Sen. Susan Collins, R-Maine, talked about her views on the optional federal charter, or OFC, concept today here during a meeting of the Independent Insurance Agents & Brokers of America Inc., Alexandria, Va.

“I believe the present system of state regulation largely works,” Collins said. “The answer is not to disrupt that system by concentrating more power in Washington, D.C.”

Collins, who for 5 years headed the Maine Department of Professional and Financial Regulation, which oversees Maine’s Bureau of Insurance, said she, unlike the majority of members in Congress, understands the insurance industry and believes most states perform the task of regulation “quite well.”

Creating a federal system would at some point overwhelm the current system of state regulation, making it ineffective and nonexistent, Collins said.

U.S. Treasury Department spurred conversations about the OFC concept earlier this week, when Treasury Secretary Henry Paulson released a financial services reform “blueprint report” that recommended creating an optional charter for both life and property-casualty insurers.

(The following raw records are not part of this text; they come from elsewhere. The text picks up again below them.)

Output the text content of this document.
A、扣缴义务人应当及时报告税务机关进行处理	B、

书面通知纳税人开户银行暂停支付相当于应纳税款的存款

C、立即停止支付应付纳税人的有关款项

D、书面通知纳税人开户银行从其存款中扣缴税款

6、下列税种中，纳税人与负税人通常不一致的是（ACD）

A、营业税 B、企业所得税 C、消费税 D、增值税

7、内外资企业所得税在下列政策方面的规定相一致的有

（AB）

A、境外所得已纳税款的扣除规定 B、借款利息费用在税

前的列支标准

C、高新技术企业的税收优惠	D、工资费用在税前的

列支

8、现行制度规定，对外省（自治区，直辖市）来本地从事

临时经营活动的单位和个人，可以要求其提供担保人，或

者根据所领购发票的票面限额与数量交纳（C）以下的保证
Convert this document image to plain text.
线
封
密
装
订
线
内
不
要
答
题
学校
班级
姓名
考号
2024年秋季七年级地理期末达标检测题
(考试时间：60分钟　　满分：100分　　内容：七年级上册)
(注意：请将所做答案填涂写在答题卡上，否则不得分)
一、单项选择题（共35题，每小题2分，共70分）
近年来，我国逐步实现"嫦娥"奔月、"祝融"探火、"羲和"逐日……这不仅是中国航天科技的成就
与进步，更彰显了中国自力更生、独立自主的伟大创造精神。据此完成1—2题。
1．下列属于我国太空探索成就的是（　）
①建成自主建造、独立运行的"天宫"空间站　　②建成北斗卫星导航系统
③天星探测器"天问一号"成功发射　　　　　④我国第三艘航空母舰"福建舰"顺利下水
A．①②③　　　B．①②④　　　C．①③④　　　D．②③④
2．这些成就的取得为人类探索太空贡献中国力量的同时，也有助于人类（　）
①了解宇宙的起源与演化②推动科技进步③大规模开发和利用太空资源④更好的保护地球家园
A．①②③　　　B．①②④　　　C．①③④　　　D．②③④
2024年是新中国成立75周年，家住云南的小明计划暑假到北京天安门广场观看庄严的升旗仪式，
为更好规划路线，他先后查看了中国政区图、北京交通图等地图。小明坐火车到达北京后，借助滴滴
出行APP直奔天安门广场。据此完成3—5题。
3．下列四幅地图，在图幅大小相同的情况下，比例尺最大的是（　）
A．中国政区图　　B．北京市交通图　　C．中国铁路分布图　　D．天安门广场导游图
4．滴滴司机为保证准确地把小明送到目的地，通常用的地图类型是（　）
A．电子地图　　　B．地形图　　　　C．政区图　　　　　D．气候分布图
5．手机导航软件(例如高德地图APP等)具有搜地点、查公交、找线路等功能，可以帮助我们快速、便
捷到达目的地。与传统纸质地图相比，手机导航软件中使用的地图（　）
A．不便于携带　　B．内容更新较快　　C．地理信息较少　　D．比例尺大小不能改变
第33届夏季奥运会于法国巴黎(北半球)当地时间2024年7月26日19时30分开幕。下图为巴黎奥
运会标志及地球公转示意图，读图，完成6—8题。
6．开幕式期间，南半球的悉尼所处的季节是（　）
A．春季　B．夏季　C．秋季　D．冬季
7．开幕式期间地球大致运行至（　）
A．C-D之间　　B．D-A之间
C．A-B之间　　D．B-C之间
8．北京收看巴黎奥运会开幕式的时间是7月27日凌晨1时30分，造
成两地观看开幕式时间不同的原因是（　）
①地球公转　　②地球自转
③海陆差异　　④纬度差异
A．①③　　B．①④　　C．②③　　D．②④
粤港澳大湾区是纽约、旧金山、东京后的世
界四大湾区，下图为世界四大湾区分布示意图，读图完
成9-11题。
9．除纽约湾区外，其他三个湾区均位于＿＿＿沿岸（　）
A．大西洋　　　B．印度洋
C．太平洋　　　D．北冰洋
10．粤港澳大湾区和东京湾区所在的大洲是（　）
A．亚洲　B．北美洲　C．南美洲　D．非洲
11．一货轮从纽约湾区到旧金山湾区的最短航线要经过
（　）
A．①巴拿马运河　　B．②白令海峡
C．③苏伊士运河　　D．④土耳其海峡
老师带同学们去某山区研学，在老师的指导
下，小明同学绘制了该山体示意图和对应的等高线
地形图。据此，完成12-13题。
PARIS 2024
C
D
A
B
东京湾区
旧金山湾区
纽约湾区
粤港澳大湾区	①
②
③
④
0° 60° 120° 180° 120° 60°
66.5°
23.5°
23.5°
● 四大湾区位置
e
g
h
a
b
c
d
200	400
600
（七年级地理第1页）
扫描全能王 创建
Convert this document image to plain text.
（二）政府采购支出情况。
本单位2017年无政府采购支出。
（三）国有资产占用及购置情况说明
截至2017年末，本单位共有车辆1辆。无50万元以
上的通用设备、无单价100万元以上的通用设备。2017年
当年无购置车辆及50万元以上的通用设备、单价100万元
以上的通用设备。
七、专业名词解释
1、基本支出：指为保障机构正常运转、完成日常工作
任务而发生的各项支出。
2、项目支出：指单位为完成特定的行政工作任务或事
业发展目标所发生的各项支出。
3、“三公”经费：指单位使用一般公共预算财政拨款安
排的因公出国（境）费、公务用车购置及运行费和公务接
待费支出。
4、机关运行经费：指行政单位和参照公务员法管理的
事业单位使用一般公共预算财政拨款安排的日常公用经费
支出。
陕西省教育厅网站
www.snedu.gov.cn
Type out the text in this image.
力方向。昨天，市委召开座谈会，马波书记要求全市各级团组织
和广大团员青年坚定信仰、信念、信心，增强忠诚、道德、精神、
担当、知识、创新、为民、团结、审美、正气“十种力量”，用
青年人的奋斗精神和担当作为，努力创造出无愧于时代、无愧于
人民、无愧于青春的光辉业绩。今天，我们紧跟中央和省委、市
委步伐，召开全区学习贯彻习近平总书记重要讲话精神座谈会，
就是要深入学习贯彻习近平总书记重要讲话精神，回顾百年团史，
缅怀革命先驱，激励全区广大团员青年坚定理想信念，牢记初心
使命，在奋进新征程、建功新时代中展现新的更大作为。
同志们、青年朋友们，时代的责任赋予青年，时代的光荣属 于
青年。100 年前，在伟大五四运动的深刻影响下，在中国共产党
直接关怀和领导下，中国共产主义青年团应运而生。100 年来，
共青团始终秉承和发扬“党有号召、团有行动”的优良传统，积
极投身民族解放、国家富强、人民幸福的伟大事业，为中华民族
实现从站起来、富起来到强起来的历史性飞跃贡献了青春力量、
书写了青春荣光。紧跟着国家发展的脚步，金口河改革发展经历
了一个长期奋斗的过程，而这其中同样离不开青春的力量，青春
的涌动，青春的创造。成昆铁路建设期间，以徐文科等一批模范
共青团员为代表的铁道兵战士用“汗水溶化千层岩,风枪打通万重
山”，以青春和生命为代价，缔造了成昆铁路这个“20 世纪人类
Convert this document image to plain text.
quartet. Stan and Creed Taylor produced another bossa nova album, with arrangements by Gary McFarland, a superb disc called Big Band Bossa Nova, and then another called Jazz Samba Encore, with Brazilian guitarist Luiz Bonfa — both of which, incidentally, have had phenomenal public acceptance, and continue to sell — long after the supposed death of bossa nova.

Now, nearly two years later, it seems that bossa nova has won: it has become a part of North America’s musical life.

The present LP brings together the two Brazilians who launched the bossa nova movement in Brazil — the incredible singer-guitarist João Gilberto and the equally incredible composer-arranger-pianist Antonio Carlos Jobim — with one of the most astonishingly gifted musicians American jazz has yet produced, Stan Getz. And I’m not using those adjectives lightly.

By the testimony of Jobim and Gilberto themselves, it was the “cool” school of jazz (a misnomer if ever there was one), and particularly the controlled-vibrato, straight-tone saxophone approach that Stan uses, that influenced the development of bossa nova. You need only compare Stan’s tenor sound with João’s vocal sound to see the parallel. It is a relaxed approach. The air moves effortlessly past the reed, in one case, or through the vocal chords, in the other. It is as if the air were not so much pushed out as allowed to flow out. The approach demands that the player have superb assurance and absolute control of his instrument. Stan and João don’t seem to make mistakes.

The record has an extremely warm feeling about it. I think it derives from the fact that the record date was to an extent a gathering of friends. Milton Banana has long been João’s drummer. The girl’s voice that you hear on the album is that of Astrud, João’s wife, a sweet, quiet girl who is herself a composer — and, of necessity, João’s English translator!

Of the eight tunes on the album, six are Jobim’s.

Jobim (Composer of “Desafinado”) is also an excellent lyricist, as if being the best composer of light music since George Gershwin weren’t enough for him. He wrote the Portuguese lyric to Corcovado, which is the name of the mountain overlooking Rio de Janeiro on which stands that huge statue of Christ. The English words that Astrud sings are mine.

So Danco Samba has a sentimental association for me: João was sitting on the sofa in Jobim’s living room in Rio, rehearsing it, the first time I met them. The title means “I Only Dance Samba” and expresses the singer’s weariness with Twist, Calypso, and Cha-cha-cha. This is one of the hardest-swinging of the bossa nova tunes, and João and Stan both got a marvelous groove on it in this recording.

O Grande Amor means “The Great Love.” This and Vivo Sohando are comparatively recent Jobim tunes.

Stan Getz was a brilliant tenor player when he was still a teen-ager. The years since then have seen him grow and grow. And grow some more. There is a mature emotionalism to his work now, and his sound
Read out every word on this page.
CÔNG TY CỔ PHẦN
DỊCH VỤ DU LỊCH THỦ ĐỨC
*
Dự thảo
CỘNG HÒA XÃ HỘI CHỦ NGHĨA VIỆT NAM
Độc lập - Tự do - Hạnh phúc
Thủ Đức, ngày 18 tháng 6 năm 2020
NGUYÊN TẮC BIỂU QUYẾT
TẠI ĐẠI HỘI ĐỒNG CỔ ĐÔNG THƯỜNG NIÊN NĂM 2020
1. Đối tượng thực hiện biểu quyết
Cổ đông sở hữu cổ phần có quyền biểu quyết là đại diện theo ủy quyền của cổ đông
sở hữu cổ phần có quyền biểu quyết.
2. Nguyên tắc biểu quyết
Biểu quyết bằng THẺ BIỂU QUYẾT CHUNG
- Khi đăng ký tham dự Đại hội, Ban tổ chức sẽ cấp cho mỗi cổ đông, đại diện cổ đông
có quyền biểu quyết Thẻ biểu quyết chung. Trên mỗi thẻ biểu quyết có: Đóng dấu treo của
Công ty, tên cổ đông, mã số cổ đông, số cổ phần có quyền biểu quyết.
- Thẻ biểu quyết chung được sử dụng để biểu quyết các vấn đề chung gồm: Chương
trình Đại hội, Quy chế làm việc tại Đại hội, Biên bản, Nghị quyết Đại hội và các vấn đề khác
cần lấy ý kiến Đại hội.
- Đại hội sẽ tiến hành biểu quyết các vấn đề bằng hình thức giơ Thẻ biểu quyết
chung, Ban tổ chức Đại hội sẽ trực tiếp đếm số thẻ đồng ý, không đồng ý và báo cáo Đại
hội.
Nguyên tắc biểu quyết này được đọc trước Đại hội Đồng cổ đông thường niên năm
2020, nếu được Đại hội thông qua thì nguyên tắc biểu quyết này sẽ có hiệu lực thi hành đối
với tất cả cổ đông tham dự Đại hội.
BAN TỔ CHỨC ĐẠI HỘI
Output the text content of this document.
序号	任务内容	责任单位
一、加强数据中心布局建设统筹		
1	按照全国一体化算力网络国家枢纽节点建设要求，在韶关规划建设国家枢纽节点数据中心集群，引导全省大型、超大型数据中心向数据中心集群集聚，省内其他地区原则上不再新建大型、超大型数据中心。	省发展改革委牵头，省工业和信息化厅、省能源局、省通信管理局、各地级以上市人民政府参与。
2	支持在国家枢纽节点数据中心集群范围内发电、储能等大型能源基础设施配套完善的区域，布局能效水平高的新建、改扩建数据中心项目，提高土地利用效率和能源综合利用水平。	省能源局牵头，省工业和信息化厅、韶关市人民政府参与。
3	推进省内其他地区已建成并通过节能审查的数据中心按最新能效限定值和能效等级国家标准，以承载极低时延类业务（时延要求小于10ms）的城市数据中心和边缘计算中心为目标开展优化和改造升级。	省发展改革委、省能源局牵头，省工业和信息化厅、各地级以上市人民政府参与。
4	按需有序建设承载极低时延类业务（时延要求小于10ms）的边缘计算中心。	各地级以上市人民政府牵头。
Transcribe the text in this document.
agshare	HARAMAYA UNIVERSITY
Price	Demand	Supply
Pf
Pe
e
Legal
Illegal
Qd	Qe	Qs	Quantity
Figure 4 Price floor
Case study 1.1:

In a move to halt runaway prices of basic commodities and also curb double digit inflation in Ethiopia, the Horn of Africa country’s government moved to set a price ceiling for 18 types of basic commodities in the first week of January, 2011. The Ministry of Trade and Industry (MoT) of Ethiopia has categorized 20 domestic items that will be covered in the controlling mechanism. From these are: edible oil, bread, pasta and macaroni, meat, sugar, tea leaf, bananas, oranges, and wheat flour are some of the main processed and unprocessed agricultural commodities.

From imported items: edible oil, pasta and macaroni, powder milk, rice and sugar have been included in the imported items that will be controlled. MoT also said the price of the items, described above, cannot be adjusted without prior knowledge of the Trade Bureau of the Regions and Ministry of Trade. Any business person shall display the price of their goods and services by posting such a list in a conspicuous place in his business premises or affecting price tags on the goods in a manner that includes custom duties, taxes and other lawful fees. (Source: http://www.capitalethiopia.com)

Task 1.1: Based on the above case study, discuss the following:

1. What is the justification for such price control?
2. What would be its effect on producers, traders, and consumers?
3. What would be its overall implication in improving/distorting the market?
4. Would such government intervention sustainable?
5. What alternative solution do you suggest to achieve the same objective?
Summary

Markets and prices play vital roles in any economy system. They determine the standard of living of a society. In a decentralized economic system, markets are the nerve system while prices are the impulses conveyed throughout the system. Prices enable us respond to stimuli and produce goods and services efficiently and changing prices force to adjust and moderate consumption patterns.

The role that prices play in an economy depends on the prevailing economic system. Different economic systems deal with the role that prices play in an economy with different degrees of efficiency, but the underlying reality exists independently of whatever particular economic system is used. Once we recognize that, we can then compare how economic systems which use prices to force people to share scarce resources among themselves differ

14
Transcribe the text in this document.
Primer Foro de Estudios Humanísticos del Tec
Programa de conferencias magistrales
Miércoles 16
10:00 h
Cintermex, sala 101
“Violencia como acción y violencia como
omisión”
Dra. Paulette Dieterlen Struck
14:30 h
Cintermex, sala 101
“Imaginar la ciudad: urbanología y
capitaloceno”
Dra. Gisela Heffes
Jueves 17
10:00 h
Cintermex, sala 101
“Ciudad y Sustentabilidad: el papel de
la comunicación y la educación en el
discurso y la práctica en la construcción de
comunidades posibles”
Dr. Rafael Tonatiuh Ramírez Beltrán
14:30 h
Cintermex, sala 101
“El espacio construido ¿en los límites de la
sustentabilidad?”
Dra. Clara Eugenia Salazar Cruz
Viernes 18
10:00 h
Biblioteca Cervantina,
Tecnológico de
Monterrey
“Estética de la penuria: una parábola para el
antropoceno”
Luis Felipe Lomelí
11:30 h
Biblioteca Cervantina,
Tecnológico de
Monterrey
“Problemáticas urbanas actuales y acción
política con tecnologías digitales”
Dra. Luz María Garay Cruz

Collins said the news that insurance would be part of the reform package came as a surprise to her.

“Certainly, the ongoing struggle in the insurance sector needs to be addressed, but I fail to see how the crisis in the housing and financial markets justifies the reach of federal regulators into the insurance industry,” Collins said.

Collins called on agents and brokers to use their knowledge and influence to speak to their federal legislators and inform them of the benefits in keeping the current system.

“Your continued advocacy on this point, now that Secretary Paulson has embraced this proposal, is going to be absolutely critical,” Collins said.